Маркс отдал те долги, которые смог, а затем отправил Женни в Рамсгейт, курортный город на побережье, – любимое место отдыха английского дворянства, так называемые «легкие» Лондона с прекрасным воздухом {61}. Она поселилась среди тех, кого Маркс с издевкой называл изысканными и умными англичанками: «После долгого года, в течение которого она общалась только со своими близкими, общение с людьми ее круга, кажется, идет ей на пользу». Через несколько дней Женни послала за Ленхен и детьми {62}. Для девочек учебный год в колледже Южного Хэмпстеда закончился триумфально: Женнихен завоевала звание лучшей ученицы школы, а также главный приз по французскому языку; Лаура заняла второе место {63}.

Тем временем Маркс послал Женни свою статью для «Трибьюн», чтобы она переписала ее начисто и отправила в Нью-Йорк, а сестра Ленхен, Марианна, осталась в Лондоне приглядывать за домом. Из всего этого можно понять, что у Маркса было и время, и место, чтобы закончить свою рукопись – работу эту он считал самой срочной {64}. Однако вместо того чтобы работать, Маркс снова заболел. 21 сентября, после долгого перерыва в переписке с Энгельсом, он написал, что причиной опять была печень.

Любая работа стоила ему немыслимых усилий, и потому он не отсылал Дюнкеру рукопись еще 2 недели {65}. Месяцем позже, 22 октября, он признался, что пройдет еще несколько недель, прежде чем он сможет отправить ее в Берлин {66}.

К ноябрю Лассаль тоже стал интересоваться судьбой рукописи.
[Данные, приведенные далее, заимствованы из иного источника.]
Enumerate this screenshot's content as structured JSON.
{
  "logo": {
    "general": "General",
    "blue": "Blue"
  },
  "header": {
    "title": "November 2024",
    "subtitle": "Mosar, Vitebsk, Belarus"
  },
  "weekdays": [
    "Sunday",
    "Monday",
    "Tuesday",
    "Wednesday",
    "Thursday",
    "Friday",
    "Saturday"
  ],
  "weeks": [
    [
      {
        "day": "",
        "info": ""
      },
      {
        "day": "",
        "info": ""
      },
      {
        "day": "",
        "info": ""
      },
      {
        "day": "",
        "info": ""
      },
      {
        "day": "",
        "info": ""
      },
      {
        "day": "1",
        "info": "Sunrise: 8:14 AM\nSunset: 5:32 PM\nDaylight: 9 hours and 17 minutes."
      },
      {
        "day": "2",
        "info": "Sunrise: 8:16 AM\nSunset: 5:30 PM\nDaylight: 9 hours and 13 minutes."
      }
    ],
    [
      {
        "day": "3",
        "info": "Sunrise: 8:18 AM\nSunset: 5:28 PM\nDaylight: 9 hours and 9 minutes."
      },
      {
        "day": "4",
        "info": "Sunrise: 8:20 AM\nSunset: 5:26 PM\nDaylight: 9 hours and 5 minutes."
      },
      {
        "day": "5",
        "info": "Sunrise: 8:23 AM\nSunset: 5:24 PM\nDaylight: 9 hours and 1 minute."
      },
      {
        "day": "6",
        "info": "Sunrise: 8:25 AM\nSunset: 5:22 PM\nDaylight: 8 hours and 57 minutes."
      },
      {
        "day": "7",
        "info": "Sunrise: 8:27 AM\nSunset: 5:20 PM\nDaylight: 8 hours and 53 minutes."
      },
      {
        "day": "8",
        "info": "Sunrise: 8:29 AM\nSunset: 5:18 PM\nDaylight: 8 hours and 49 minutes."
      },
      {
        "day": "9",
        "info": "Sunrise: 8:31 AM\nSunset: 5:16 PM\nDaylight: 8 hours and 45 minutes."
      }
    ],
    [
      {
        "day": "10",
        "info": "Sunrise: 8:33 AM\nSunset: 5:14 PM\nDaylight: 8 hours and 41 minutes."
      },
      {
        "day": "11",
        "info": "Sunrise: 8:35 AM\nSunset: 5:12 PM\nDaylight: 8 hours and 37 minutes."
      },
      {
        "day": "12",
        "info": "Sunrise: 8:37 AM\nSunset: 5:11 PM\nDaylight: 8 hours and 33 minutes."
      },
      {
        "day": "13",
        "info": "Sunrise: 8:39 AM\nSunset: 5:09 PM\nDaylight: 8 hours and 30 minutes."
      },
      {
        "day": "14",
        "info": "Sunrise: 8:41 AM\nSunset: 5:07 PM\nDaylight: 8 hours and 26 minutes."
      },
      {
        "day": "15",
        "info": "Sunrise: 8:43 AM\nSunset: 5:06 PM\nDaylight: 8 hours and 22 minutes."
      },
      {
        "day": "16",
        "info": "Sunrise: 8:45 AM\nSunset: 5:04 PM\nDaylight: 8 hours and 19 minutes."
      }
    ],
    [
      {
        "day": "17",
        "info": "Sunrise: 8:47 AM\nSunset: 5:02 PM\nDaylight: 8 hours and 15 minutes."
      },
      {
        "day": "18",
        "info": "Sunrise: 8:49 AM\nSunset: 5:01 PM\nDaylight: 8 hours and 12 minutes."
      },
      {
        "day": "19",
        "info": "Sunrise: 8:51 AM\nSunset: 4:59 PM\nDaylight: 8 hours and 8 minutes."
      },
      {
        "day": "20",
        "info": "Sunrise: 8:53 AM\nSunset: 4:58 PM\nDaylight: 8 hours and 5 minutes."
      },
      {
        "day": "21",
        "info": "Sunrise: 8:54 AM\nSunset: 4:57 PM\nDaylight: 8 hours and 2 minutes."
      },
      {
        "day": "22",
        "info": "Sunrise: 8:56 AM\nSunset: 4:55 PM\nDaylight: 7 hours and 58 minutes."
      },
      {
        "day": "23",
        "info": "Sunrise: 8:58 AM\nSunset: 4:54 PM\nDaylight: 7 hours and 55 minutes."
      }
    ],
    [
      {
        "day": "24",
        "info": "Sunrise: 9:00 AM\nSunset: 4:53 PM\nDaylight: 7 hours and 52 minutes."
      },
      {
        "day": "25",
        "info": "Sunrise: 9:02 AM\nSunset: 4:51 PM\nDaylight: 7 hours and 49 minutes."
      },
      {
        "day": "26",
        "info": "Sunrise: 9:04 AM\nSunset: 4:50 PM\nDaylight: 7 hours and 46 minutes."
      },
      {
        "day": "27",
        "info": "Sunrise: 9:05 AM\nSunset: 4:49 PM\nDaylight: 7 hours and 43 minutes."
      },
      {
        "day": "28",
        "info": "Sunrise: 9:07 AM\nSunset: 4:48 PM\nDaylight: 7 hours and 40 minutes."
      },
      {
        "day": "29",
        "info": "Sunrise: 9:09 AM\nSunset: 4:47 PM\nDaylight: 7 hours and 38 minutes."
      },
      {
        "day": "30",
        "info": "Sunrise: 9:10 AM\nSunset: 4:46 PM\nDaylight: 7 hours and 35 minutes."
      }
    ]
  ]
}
Приятель навестил Маркса и Фрейлиграта, после чего сообщил, что в отличие от того, что Маркс пишет в письмах, живет он «в прекрасных условиях, с красавицей женой». Маркс немедленно вывернулся, объяснив, что им с Фрейлигратом пришлось нарисовать эту радужную картину для гостя, потому что Маркс не хотел, «чтобы этот средний немецкий буржуа» испытывал удовлетворение, зная правду. Затем он попытался придумать внятную отговорку для Дюнкера, чтобы он согласился еще немного подождать. Разумеется, писал он, у него есть и проблемы со здоровьем, и домашние трудности, но главная проблема касается формальных сложностей с текстом: «Мне кажется, что на стиль всего, что я пишу, влияет моя больная печень. И у меня есть два веских довода, чтобы не позволять состоянию здоровья влиять на мою работу». Первый – это то, что работа над этим материалом длилась 15 лет, которые Маркс называл лучшими в своей интеллектуальной жизни; второй – то, что его работа содержит важный анализ социальных отношений, которые впервые будут описаны с научной точки зрения. «Поэтому я чувствуя себя в долгу перед партией и не могу позволить, чтобы работа была изуродована деревянным сухим стилем из-за больной печени».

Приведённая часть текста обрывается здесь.